Digital imaging

Introduction to digital imaging:

In contrast to conventional imaging digital imaging provides better letter after resolution as it employs the pixels or picture element on the image display. Therefore, temporal resolution, special resolution and contrast resolution are much better in comparison to conventional imaging. Further the digital imaging has advantage of recording the large number of images for a long time and a retrieve and derived image whenever required. It helps in better correlation between diagnosis and treatment of the disease. Digital radiography removed the requirement of the dark room. It was based on the digital/binary system, different from the conventional radiography which uses analog/continuous values.

Digital imaging includes:

  • Computed radiography (CR)
  • Direct radiography (DR)

History of digital imaging/digital radiography:

It was first installed in 1970s until the microprocessor and semiconductor memory systems were developed in 1980s and were designed to process the large amount of data generated from the system,

Basic Physics:

Pixel: The pixel is defined as the smallest unit of a digital image or graphic that can be displayed and represented on a digital display. The pixel is the logical unit in digital graphics.
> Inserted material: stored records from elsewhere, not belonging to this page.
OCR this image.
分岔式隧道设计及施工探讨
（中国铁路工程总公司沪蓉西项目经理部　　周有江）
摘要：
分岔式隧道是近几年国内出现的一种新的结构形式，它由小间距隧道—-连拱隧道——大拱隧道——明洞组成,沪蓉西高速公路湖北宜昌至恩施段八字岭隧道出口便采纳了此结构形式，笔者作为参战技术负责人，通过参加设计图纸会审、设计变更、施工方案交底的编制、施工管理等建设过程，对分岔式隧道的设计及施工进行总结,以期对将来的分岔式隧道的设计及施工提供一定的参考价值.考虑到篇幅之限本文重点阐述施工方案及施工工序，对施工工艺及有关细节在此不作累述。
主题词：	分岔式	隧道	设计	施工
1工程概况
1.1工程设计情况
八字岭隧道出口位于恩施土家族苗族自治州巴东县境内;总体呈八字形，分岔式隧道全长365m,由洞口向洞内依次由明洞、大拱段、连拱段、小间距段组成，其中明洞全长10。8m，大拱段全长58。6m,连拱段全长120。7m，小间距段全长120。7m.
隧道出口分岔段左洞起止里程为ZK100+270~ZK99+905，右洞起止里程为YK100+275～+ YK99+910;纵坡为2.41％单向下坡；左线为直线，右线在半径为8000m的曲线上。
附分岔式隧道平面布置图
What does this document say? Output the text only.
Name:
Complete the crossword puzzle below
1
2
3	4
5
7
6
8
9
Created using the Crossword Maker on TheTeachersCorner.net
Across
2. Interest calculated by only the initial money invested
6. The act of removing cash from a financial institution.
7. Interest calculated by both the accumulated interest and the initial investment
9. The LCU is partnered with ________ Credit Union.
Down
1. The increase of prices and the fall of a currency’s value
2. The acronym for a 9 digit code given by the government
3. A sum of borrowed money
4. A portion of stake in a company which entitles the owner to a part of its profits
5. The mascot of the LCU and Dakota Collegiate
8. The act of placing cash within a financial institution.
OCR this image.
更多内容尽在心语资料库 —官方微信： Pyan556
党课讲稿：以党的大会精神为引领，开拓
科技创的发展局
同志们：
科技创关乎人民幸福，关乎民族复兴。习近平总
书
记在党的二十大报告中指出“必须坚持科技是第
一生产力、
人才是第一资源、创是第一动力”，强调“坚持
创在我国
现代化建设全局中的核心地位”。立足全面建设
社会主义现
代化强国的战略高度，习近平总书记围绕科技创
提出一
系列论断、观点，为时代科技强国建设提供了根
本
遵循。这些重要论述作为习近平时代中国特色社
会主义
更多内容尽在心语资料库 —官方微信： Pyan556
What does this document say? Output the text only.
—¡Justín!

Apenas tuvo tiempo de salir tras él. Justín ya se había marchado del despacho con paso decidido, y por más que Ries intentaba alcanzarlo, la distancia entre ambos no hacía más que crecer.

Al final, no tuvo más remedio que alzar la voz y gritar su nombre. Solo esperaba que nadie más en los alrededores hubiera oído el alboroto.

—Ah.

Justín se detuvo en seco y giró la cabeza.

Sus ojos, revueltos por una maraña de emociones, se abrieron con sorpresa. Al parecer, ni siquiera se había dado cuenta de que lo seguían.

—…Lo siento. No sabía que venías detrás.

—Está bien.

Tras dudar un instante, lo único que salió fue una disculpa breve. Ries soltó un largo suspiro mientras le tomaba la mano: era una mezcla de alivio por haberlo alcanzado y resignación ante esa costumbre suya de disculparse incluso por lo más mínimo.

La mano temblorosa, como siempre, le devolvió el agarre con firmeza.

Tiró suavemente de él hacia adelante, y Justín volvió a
The physics of the digital radiography uses the binary system (0, 1) in bits, pixels with 8 bit accuracy. Most of the digital system contains one pixel with 8 bit accuracy. So, one pixel has brightness values 0-255 decibel, a total of 26 (256) possible brightness values. Radiographic image contains block and white shades mostly. The FSR (film screen radiography) is replaced by digital radiography. FSR (Film screen radiography) film acts as both detector and the storage medium, while digital detectors are only used to generate the digital image, which is then stored in digital medium. The FSR (film screen radiography) is replaced by digital radiography

Advantages of digital imaging:

  1. Better image quality
  2. Better storage quality
  3. Images are safe physically and chemically
  4. Retrieving facility
  5. PACS (picture archiving communication system)
  6. Less radiation exposure
  7. No use of film in DR (direct radiography) system


  1. Exposure errors i.e. under/over expose
  2. Noise inherent in images
  3. Different densities in chest X-ray

Digital imaging consist four separate steps:

  1. Image generation
  2. Image processing
  3. Image archiving (PACS)
  4. Presentation of the image

Fluoroscopy and fluorography


Fluoro means: fluorescence material and scopy means: view (live images). It gives real time image.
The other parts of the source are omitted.